Two idential capacitors are joined in parallel, charged to a potential `V` and then separated and then connected in series i.e. the positive plate of one is connected to negative of the other

To solve the problem, we will analyze the situation step by step. ### Step 1: Understand the Initial Setup We have two identical capacitors, each with capacitance \( C \), connected in parallel and charged to a potential \( V \). ### Step 2: Calculate the Charge on Each Capacitor When two capacitors are connected in parallel, the total charge \( Q \) on the system is given by: \[ Q = C_{\text{eq}} \cdot V \] where \( C_{\text{eq}} = C + C = 2C \) (since both capacitors have the same capacitance \( C \)). Thus, the total charge is: \[ Q = 2C \cdot V \] Each capacitor will have the same charge \( Q_1 = Q_2 = CV \). ### Step 3: Analyze the Separation After charging, the capacitors are separated.
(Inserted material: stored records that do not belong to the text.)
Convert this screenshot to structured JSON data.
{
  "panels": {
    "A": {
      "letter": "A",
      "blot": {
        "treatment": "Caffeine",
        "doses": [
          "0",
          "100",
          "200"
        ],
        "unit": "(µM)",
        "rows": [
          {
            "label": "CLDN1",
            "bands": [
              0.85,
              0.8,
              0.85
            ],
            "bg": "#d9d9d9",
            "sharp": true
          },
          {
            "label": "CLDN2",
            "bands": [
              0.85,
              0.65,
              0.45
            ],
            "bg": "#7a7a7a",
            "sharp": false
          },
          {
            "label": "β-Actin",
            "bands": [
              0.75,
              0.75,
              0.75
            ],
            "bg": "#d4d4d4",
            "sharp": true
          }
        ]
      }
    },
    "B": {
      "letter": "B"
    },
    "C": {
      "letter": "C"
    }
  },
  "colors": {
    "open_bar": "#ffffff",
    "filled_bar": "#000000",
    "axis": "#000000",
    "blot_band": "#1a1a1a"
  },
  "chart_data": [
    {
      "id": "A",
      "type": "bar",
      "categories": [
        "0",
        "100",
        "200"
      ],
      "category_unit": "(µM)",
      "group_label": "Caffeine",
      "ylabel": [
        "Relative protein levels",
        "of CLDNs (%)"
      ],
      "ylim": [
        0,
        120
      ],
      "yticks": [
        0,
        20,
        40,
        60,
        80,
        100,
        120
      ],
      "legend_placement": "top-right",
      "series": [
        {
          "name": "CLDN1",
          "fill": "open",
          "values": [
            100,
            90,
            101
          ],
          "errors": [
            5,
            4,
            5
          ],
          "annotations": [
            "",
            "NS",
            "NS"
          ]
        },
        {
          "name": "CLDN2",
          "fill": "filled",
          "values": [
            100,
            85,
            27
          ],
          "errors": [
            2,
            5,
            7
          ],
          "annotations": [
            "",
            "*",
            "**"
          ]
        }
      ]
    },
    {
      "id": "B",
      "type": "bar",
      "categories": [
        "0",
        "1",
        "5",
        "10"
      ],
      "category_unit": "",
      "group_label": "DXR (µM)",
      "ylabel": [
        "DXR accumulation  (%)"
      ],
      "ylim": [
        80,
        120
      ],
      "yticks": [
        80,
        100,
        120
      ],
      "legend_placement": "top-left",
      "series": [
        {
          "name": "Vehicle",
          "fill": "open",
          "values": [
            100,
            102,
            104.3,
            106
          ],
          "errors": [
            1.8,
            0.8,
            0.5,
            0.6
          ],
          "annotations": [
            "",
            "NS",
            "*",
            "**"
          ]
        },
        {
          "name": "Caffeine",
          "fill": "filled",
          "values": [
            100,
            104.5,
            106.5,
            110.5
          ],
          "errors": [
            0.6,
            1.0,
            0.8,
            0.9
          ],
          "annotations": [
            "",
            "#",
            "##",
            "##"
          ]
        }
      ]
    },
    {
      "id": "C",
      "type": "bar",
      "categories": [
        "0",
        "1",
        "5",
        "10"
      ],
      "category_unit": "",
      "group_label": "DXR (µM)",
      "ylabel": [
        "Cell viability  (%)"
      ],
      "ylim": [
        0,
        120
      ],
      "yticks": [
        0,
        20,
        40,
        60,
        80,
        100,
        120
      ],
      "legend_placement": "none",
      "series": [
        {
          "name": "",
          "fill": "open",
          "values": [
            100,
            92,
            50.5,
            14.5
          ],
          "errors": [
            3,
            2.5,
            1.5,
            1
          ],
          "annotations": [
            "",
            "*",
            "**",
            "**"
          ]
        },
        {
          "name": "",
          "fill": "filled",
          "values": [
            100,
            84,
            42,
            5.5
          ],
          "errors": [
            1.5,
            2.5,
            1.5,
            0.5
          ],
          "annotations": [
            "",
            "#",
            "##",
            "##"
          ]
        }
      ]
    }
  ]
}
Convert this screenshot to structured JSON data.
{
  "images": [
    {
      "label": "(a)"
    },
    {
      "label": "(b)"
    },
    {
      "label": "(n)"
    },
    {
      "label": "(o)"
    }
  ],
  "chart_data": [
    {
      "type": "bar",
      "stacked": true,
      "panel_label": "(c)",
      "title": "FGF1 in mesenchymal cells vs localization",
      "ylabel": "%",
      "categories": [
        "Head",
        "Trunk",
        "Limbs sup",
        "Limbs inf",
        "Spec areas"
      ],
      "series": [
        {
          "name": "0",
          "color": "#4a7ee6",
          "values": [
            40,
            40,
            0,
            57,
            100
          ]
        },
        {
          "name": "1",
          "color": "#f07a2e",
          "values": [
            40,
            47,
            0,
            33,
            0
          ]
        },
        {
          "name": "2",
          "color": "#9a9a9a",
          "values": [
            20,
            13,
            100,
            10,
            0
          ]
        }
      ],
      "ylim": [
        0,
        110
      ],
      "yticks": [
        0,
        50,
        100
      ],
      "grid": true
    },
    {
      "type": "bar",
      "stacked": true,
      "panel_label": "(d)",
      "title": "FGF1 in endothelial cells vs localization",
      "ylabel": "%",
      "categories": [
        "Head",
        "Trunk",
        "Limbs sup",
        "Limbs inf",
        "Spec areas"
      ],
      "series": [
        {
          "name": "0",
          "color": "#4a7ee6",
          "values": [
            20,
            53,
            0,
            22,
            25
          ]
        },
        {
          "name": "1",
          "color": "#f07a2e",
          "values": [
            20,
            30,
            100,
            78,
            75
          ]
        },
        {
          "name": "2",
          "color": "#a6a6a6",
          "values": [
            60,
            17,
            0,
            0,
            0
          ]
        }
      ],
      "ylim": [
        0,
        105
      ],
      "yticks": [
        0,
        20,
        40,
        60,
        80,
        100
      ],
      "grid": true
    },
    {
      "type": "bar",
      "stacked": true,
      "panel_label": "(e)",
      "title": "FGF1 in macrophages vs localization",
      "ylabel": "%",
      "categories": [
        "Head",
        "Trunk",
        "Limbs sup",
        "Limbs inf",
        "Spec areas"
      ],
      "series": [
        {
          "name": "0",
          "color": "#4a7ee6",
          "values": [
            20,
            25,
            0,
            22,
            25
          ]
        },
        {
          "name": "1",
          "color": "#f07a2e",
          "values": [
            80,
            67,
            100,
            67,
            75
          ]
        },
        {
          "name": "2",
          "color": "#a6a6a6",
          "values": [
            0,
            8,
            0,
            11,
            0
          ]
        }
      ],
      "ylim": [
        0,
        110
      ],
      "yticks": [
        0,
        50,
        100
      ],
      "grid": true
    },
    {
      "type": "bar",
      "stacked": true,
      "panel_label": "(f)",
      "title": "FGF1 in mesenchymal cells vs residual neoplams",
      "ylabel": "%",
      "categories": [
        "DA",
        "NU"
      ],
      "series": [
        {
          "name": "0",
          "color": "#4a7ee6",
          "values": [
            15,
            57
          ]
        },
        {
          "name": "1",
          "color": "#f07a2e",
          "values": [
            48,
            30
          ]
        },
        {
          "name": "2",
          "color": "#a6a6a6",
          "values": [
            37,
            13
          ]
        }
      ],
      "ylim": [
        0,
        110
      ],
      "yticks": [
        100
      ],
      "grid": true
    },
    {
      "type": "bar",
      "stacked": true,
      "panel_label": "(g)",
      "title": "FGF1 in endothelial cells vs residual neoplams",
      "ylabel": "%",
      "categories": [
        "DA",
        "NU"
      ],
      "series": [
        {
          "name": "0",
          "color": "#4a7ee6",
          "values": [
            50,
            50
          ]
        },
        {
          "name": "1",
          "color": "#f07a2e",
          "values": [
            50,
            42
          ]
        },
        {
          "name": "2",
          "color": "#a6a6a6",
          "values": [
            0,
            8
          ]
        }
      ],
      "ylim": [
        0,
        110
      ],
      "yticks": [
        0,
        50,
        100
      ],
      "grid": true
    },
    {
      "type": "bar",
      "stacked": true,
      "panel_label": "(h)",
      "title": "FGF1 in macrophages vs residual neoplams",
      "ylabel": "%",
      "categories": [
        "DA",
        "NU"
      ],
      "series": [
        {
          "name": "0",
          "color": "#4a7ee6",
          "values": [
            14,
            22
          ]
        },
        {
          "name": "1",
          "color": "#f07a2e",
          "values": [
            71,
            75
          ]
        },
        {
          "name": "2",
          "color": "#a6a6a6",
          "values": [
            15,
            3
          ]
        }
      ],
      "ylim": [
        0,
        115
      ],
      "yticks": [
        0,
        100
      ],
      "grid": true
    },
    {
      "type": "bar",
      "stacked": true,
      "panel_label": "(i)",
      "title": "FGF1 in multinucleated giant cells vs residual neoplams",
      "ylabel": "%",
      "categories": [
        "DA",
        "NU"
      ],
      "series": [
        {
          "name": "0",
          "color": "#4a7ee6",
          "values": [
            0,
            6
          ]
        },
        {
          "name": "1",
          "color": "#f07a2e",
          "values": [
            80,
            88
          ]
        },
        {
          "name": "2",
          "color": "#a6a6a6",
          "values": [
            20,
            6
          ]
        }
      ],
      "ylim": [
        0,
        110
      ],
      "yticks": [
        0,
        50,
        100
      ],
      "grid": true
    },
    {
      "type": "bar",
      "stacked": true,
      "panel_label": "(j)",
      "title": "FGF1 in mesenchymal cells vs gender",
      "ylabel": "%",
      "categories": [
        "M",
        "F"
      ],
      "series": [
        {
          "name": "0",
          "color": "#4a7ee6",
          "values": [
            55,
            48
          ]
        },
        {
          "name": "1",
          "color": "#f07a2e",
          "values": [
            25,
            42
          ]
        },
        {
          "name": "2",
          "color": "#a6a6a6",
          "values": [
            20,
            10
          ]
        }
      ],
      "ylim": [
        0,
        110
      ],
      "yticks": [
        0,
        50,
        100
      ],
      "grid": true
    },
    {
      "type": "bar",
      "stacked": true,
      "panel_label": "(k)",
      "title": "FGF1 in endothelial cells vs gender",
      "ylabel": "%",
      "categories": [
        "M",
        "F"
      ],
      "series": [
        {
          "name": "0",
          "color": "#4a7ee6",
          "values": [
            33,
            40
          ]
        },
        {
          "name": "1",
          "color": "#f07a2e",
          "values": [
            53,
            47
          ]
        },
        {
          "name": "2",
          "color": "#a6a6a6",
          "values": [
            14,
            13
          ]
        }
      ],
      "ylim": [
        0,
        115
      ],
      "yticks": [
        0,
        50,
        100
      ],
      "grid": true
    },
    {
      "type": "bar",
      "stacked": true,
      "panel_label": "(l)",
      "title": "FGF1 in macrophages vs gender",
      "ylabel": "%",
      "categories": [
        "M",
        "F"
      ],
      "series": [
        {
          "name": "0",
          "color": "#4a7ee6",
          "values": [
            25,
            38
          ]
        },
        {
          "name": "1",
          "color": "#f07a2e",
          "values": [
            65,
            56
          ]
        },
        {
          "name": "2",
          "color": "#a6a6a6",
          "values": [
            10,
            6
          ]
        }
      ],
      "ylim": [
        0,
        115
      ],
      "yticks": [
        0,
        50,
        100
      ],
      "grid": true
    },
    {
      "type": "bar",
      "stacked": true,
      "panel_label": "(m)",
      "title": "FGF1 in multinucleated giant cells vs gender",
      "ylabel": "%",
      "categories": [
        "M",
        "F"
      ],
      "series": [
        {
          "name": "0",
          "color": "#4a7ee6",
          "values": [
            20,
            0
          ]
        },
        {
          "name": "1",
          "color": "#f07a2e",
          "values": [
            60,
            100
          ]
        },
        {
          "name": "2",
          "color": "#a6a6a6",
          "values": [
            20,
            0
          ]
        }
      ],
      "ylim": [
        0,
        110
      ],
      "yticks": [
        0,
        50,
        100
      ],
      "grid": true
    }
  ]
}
Each capacitor retains its charge: \[ Q_1 = CV \quad \text{and} \quad Q_2 = CV \] ### Step 4: Connect Capacitors in Series Now, we connect the two capacitors in series, with the positive plate of one connected to the negative plate of the other. The total charge \( Q \) remains the same for the series combination. ### Step 5: Calculate the Voltage Across Each Capacitor In a series connection, the total voltage \( V_{\text{total}} \) across the series combination is the sum of the voltages across each capacitor: \[ V_{\text{total}} = V_1 + V_2 \] Where \( V_1 \) and \( V_2 \) are the voltages across each capacitor. Since both capacitors have the same charge \( Q \), we can express the voltages as: \[ V_1 = \frac{Q}{C} = \frac{CV}{C} = V \] \[ V_2 = \frac{Q}{C} = \frac{CV}{C} = V \] Thus, the total voltage across the series combination is: \[ V_{\text{total}} = V + V = 2V \] ### Step 6: Energy Consideration Next, we calculate the energy stored in the system. The energy stored in a capacitor is given by: \[ E = \frac{1}{2} C V^2 \] For the parallel combination, the total energy \( E_{\text{parallel}} \) is: \[ E_{\text{parallel}} = \frac{1}{2} (2C) V^2 = CV^2 \] For the series combination, the equivalent capacitance \( C_{\text{eq}} \) is: \[ C_{\text{eq}} = \frac{C \cdot C}{C + C} = \frac{C}{2} \] The energy stored in the series combination \( E_{\text{series}} \) is: \[ E_{\text{series}} = \frac{1}{2} \left(\frac{C}{2}\right) (2V)^2 = \frac{1}{2} \left(\frac{C}{2}\right) (4V^2) = CV^2 \] ### Conclusion We find that the energy stored in both configurations (parallel and series) is the same, \( CV^2 \). ### Final Answer The potential difference between the plates when connected in series is \( 2V \).